Before preparing node-2 and node-3, each node of your cluster must have the same configuration information.

node-2 runs as a backup Master server and a ZooKeeper instance.

  1. Download and unpack HBase on node-2 and node-3.

  2. Copy the configuration files from node-1 to node-2 and node-3.

  3. Copy the contents of the conf/ directory to the conf/ directory on node-2 and node-3.

Start and Test your HBase Cluster

  1. Use the jps command to ensure that HBase is not running.

  2. Kill HMaster, HRegionServer, and HQuorumPeer processes, if they are running.

  3. Start the cluster by running the start-hbase.sh command on node-1.

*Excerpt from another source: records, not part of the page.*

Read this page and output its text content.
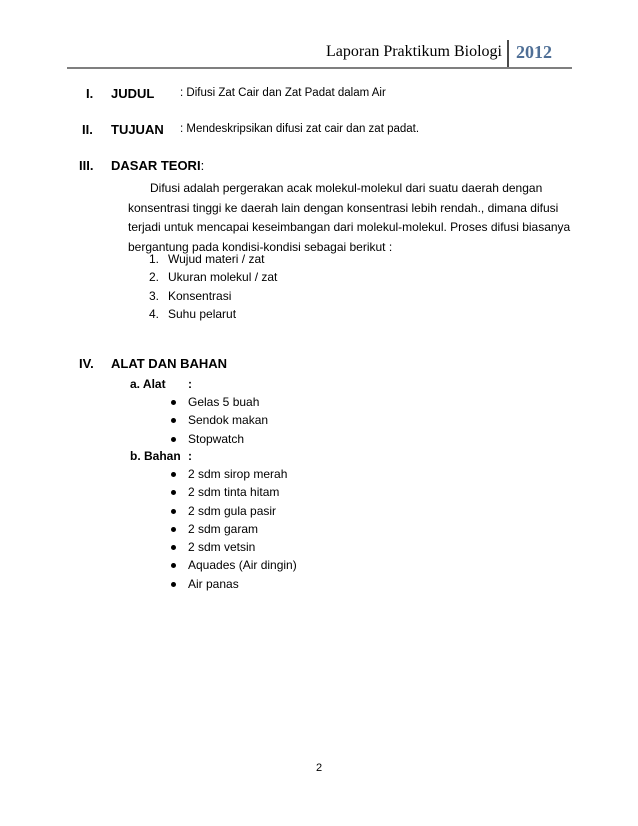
Laporan Praktikum Biologi 2012
I. JUDUL : Difusi Zat Cair dan Zat Padat dalam Air
II. TUJUAN : Mendeskripsikan difusi zat cair dan zat padat.
III. DASAR TEORI:
Difusi adalah pergerakan acak molekul-molekul dari suatu daerah dengan
konsentrasi tinggi ke daerah lain dengan konsentrasi lebih rendah., dimana difusi
terjadi untuk mencapai keseimbangan dari molekul-molekul. Proses difusi biasanya
bergantung pada kondisi-kondisi sebagai berikut :
1. Wujud materi / zat
2. Ukuran molekul / zat
3. Konsentrasi
4. Suhu pelarut
IV. ALAT DAN BAHAN
a. Alat :
Gelas 5 buah
Sendok makan
Stopwatch
b. Bahan :
2 sdm sirop merah
2 sdm tinta hitam
2 sdm gula pasir
2 sdm garam
2 sdm vetsin
Aquades (Air dingin)
Air panas
2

    Your output is similar to this:

    $ bin/start-hbase.sh
    node-3.test.com: starting zookeeper, logging to /home/hbuser/hbase-0.98.3-hadoop2/bin/../logs/hbase-hbuser-zookeeper-node-3.test.com.out
    node-1.example.com: starting zookeeper, logging to /home/hbuser/hbase-0.98.3-hadoop2/bin/../logs/hbase-hbuser-zookeeper-node-1.test.com.out
    node-2.example.com: starting zookeeper, logging to /home/hbuser/hbase-0.98.3-hadoop2/bin/../logs/hbase-hbuser-zookeeper-node-2.test.com.out
    starting master, logging to /home/hbuser/hbase-0.98.3-hadoop2/bin/../logs/hbase-hbuser-master-node-1.test.com.out
    node-3.test.com: starting regionserver, logging to /home/hbuser/hbase-0.98.3-hadoop2/bin/../logs/hbase-hbuser-regionserver-node-3.test.com.out
    node-2.test.com: starting regionserver, logging to /home/hbuser/hbase-0.98.3-hadoop2/bin/../logs/hbase-hbuser-regionserver-node-2.test.com.out
    node-2.test.com: starting master, logging to /home/hbuser/hbase-0.98.3-hadoop2/bin/../logs/hbase-hbuser-master-node2.test.com.out
          

    ZooKeeper starts first, followed by the Master, then the RegionServers, and finally the backup Masters.

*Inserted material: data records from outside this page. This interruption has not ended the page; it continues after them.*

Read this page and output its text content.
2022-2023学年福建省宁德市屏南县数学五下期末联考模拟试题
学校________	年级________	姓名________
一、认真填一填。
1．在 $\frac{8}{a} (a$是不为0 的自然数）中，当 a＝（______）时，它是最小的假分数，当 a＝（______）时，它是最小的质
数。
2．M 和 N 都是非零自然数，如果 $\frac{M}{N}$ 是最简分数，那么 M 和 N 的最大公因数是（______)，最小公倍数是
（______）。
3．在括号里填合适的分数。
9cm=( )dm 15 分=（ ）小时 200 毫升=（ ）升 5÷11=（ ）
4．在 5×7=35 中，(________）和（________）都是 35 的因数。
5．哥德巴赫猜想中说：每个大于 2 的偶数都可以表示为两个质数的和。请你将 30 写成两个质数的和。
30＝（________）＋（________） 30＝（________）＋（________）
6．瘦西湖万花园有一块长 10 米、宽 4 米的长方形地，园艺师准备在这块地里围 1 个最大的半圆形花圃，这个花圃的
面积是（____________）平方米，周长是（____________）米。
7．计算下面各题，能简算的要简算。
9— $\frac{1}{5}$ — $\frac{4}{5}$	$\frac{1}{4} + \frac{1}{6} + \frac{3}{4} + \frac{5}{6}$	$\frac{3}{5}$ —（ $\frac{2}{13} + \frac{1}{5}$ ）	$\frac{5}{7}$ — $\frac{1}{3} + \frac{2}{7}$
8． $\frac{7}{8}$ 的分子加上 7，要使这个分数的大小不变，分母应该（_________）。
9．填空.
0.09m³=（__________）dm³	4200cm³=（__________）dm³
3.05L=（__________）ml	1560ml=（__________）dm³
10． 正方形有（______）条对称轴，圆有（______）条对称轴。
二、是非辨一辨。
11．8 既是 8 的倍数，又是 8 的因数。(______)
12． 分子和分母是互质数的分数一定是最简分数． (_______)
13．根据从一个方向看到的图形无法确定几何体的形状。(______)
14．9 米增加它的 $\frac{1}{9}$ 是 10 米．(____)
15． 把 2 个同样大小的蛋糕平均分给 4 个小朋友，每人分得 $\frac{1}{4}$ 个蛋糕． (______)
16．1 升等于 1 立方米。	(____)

  4. Run the jps command on each node to verify that the correct processes are running on each server.

    You might see additional Java processes running on your servers as well, if they are used for any other purposes.

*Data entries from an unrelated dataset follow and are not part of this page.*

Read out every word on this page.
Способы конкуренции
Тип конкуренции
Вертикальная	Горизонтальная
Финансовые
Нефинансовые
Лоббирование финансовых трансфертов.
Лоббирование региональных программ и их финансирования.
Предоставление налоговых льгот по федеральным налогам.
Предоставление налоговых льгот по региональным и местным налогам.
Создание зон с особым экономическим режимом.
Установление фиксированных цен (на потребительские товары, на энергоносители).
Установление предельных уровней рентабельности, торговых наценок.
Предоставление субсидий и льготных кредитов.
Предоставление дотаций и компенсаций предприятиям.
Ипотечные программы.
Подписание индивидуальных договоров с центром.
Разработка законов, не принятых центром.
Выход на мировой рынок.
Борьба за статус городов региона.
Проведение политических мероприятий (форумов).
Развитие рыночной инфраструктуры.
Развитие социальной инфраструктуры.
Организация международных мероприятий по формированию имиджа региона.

    Example1. node-1 jps Output

    $ jps
    20355 Jps
    20071 HQuorumPeer
    20137 HMaster

    Example 2. node-2 jps Output

    $ jps
    15930 HRegionServer
    16194 Jps
    15838 HQuorumPeer
    16010 HMaster

    Example 3. node-3 jps Output

    $ jps
    13901 Jps
    13639 HQuorumPeer
    13737 HRegionServer

    ZooKeeper Process Name

    [Note]Note

    The HQuorumPeer process is a ZooKeeper instance which is controlled and started by HBase. If you use ZooKeeper this way, it is limited to one instance per cluster node and is appropriate for testing only. If ZooKeeper is run outside of HBase, the process is called QuorumPeer. For more about ZooKeeper configuration, including using an external ZooKeeper instance with HBase, see zookeeper section.

  5. Browse to the Web UI and test your new connections.

    You should be able to connect to the UI for the Master http://node-1.test.com:16010/ or the secondary master at http://node-2.test.com:16010/. If you can connect through localhost but not from another host, check your firewall rules. You can see the web UI for each of the RegionServers at port 16030 of their IP addresses, or by clicking their links in the web UI for the Master.

    Web UI Port Changes

    [Note]Note

    In HBase newer than 0.98.x, the HTTP ports used by the HBase Web UI changed from 60010 for the Master and 60030 for each RegionServer to 16010 for the Master and 16030 for the RegionServer.